NCAA: Graduation rates up for black men’s basketball players

Connecticut's Terry Larrier, center, and Jalen Adams react as Northeastern's Maxime Boursiquot, left, looks on in the second half of an NCAA college basketball game Monday, Nov. 14, 2016, in Storrs, Conn. (AP Photo/Jessica Hill)
Connecticut's Terry Larrier, center, and Jalen Adams react as Northeastern's Maxime Boursiquot, left, looks on in the second half of an NCAA college basketball game Monday, Nov. 14, 2016, in Storrs, Conn. (AP Photo/Jessica Hill)

SOUTH BEND, Ind. (AP) — The NCAA announced Tuesday that 77 percent of black men’s Division I basketball players who entered college in 2009 earned a degree within six years, up five points from a year earlier and a record high.

That improvement helped the overall Graduation Success Rate match last year’s record of 86 percent of athletes graduating within six years, the NCAA said. Of all black Division I student-athletes, 74 percent graduated within six years. NCAA President Mark Emmert said in a news release the improved rates were “hugely significant.”

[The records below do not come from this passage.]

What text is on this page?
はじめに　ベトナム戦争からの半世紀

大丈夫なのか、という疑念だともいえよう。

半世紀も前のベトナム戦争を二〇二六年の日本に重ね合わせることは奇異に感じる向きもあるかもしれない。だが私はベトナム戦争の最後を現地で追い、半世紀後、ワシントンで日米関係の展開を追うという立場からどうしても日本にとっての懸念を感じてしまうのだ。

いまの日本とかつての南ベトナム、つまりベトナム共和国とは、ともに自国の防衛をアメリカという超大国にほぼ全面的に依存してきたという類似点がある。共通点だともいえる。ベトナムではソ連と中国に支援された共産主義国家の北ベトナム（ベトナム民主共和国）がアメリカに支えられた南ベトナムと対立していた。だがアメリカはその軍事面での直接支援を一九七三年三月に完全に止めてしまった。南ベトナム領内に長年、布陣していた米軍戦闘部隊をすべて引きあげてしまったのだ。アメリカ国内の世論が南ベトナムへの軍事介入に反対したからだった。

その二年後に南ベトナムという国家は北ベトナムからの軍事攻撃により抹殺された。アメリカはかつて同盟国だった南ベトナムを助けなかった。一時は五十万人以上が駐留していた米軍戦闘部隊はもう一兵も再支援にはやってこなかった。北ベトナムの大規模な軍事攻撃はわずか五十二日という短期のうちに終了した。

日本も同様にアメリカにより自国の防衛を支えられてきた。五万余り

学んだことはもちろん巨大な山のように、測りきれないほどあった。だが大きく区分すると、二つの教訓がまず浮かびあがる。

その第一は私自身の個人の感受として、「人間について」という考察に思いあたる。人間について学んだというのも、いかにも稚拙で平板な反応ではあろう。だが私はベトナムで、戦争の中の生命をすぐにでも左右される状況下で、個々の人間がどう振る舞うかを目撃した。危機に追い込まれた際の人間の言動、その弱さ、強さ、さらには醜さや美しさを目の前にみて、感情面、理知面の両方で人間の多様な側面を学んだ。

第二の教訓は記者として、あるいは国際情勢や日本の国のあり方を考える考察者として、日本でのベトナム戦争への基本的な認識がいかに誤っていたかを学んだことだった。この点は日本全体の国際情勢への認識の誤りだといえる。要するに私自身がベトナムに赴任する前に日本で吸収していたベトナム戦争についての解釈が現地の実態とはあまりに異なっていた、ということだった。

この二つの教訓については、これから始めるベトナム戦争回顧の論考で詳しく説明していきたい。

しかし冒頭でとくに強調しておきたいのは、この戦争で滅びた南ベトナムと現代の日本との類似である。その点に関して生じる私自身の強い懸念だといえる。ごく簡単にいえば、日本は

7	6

“Over the last 15 years, the overall Graduation Success Rate has dramatically improved, but the really good news is how college sports helps more and more minority students, especially those playing our highest-profile sport, earn a degree that will help them long after their athletics career is over,” he said.

The graduation rate for black basketball players is up 31 percentage points over the past 15 years, the NCAA said . Overall, all black male athletes have increased their GSR by 19 percentage points to 70 percent during that time. Black female athletes improved their rate 13 points to 84 percent over that same time.

For all Division I athletes, the rate increased 12 percentage points during the past 15 years.

B. David Ridpath, an associate professor and sports business and president of The Drake Group, an NCAA watchdog, said the GSR provides only a partial picture, pointing to reports of athletes at North Carolina taking courses aimed at boosting their GPAs in a department popular with athletes.

“Are we essentially practicing eligibility maintenance, potentially in a major with friendly faculty?” he said. “Are these kids graduating with a very meaningful, vital degree that can benefit them for the next 50 to 60 years of their life? In some cases, yes, this is happening. But all too often — and I know this because I worked in college athletics — we’re essentially pushing these kids through, keeping them eligible and in cases where they do graduate they might not be graduating with the requisite skills.”

Among football teams in The Associated Press Top 25 , the only teams with a GSR 65 percent or lower were No. 25 Troy at 65 percent and No. 13 Oklahoma State at 50 percent. Among Top 25 men’s basketball teams , No. 4 Oregon had a GSR of 38 percent, No. 25 California 40 percent, No. 5 North Carolina, No. 18 Syracuse and No. 24 Cincinnati all had GSRs of 50 percent, and No. 13 Michigan State has a GSR of 63 percent.

The University of Connecticut men’s basketball team had one of the lower graduation rates at 22 percent, according to the latest results. But those 2009 numbers were actually a big improvement over previous years. The team’s GSR rose from just 8 percent in 2006, 17 percent the following year and 20 percent in 2008.

School spokesman Mike Enright said the poor graduation rate reflects the same time period for which UConn was sanctioned by the NCAA and missed the 2013 postseason because of an another indicator, the Academic Progress Rate, which measures whether players are in good academic standing.

The school has reported perfect or near perfect APR scores since 2012-13 and is expecting similar numbers this year, Enright said. He also said all current members of the basketball team are on track to graduate.

“The academic achievement of our men’s basketball team has been outstanding the past several years and I have a full expectation that this will continue,” athletic director David Benedict said.